Après plus de trois ans de réflexion, de débats et d’amendements, le règlement européen sur l’IA (aussi connu sous le nom d’AI Act) a finalement été voté le 14 mars 2024, pour entrer en vigueur de manière progressive jusqu’au 2 août 2026. À l’heure où le sujet de l’intelligence artificielle prend de plus en plus de place dans la sphère publique et où de nombreuses professions s’interrogent sur les possibilités qu’offrent des modèles d’IA toujours plus performants, nous vous proposons de faire un rapide résumé de cette nouvelle règlementation européenne, première législation générale au monde sur le sujet.

Solvoxia

Cécile Guyot et Jonathan Guilloux, avocats, Cabinet Solvoxia.

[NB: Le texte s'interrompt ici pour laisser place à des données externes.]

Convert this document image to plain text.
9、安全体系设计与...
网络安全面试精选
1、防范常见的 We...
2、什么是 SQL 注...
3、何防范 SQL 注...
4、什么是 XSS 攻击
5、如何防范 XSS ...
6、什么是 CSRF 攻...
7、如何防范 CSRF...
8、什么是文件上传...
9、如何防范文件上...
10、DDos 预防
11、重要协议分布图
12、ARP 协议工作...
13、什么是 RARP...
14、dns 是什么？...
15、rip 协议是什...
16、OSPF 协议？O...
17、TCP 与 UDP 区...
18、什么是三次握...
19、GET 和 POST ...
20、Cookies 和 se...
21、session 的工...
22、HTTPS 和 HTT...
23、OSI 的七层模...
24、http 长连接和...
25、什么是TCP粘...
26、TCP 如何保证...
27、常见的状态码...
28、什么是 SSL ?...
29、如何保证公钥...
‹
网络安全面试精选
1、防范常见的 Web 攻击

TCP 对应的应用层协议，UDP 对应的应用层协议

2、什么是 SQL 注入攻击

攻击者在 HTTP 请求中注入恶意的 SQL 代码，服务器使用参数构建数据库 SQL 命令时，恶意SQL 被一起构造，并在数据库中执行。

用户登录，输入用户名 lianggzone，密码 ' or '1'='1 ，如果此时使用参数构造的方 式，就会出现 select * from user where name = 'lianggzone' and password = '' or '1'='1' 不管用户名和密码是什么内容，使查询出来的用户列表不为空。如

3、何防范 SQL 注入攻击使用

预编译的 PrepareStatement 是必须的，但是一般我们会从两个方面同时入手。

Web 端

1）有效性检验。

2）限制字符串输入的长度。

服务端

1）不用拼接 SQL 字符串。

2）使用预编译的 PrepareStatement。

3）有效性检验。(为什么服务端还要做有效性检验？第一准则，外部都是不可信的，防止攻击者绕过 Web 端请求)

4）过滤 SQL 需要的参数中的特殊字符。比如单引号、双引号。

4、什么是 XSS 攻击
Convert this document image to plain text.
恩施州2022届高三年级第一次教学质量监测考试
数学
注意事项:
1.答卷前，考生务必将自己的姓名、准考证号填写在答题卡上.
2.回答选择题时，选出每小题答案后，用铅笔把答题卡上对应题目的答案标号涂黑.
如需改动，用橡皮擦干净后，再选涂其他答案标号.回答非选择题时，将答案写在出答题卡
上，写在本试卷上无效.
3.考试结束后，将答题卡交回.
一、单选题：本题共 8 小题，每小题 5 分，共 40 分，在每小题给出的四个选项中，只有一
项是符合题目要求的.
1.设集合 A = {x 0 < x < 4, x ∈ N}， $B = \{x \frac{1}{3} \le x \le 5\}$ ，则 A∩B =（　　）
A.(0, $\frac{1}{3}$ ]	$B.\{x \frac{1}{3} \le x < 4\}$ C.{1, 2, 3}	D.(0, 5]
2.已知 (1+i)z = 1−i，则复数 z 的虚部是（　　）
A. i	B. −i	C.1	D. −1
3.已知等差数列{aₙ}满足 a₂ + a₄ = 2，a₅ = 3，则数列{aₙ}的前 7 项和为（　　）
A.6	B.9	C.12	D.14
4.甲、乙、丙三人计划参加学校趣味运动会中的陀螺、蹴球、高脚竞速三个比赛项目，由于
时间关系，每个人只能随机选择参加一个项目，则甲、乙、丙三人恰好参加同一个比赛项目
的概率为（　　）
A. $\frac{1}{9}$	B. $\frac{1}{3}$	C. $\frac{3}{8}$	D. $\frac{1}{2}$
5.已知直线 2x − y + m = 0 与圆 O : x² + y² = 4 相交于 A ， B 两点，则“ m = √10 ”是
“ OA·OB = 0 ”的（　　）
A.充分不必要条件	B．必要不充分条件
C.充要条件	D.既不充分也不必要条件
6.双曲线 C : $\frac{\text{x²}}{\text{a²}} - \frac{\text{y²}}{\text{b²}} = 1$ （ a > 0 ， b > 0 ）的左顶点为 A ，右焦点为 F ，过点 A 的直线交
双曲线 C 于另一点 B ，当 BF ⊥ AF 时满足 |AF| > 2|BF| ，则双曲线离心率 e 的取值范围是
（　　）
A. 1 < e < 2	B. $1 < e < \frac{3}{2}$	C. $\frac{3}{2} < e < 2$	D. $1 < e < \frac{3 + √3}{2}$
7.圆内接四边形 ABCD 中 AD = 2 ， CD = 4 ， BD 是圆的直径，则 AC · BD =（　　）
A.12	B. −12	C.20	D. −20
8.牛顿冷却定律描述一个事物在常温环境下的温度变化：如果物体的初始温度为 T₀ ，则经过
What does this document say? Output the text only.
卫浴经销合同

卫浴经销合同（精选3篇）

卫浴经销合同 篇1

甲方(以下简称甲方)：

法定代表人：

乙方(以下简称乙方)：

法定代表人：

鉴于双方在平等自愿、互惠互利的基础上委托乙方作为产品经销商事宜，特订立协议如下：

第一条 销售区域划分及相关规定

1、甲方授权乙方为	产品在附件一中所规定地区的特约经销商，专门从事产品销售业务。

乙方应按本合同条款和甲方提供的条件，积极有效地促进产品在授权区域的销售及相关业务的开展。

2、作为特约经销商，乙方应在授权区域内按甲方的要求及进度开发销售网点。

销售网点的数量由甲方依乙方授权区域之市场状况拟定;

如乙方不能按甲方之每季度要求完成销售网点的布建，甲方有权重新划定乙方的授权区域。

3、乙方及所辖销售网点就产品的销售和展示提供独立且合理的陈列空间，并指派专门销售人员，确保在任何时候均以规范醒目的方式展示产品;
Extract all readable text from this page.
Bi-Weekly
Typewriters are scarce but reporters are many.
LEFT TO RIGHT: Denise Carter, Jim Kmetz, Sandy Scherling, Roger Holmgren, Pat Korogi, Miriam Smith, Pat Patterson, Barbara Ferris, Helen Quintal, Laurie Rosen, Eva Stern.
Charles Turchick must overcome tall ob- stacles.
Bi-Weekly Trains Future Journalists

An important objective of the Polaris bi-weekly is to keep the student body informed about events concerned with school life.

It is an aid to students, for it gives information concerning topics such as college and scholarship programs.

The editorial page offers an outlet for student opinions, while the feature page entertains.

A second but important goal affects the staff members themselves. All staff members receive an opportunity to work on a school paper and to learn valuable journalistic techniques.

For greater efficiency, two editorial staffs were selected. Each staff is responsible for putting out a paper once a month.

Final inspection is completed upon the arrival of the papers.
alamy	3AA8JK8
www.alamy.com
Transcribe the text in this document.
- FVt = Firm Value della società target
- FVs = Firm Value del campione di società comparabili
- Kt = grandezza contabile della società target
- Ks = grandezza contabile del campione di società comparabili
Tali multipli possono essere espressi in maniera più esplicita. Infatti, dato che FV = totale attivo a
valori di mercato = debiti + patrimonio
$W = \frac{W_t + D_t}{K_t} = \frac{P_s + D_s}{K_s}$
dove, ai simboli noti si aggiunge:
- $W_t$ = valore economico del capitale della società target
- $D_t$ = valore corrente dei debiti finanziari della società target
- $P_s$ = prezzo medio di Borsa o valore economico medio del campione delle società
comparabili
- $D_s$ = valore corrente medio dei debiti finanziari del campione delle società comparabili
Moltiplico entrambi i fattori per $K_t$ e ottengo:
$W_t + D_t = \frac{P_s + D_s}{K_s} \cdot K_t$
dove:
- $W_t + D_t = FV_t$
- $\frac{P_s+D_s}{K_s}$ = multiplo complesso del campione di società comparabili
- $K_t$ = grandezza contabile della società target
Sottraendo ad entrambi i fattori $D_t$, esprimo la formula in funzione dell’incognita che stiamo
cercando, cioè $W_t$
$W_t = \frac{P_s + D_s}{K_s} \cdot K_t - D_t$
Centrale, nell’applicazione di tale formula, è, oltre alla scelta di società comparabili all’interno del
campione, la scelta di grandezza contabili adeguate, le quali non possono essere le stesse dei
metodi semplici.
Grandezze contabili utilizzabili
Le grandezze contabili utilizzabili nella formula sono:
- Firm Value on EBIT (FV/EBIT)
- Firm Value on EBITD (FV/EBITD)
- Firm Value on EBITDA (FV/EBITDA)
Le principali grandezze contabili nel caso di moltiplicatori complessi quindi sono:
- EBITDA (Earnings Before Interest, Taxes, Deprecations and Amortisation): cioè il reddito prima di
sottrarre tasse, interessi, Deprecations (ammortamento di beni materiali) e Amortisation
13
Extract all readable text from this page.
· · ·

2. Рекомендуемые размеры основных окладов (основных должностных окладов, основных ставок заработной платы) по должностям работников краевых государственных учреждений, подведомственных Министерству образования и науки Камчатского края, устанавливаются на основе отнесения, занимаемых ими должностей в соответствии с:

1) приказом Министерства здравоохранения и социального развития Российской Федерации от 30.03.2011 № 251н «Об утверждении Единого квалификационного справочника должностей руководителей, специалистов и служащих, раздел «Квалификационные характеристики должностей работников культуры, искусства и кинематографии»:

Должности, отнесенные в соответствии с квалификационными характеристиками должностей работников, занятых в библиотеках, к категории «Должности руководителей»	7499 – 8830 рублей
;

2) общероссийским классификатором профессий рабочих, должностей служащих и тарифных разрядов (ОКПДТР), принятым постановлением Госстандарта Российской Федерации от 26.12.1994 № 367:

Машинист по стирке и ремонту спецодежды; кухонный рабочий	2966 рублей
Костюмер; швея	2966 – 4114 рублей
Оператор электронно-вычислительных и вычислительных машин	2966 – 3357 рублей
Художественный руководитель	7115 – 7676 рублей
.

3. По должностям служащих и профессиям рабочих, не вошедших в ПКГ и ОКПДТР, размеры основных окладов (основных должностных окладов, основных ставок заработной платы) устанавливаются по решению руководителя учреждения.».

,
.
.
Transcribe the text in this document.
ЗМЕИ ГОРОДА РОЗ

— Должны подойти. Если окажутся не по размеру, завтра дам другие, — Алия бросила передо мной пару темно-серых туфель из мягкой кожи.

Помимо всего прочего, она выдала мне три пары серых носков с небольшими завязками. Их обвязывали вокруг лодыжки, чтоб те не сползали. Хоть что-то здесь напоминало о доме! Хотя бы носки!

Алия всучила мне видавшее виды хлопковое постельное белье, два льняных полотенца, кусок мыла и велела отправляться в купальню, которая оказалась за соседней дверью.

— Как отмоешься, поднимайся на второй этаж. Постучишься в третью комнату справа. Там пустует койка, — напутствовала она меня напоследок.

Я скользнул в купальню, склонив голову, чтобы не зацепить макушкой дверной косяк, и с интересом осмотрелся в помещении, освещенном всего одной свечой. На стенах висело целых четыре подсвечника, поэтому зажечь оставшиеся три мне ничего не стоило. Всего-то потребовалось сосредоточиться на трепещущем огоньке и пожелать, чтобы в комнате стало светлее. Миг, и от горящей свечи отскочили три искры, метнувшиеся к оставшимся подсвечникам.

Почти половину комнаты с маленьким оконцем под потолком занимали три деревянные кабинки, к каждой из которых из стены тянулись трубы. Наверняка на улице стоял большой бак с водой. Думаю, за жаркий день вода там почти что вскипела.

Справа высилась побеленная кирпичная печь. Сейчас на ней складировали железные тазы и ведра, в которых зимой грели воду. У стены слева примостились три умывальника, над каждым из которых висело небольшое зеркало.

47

Qu’est-ce qu’un système d’intelligence artificielle ?

L’AI Act vise à réglementer ce qu’il nomme les systèmes d’intelligence artificielle (IA), qu’il définit comme étant tout « système automatisé conçu pour fonctionner à différents niveaux d’autonomie et qui peut générer des prédictions, des recommandations ou des décisions qui influencent les environnements physiques ou virtuels », finalement dont l’objectif est d’effectuer des tâches qui nécessitent normalement l’intelligence humaine.  

Quelques exemples ? Les systèmes de recommandation de contenus sur les plateformes d’écoute de musique ou de visionnage de films/séries, les systèmes d’analyse d’imagerie médicale ou encore les interfaces de génération de contenus à partir de différentes sources de données type ChatGPT.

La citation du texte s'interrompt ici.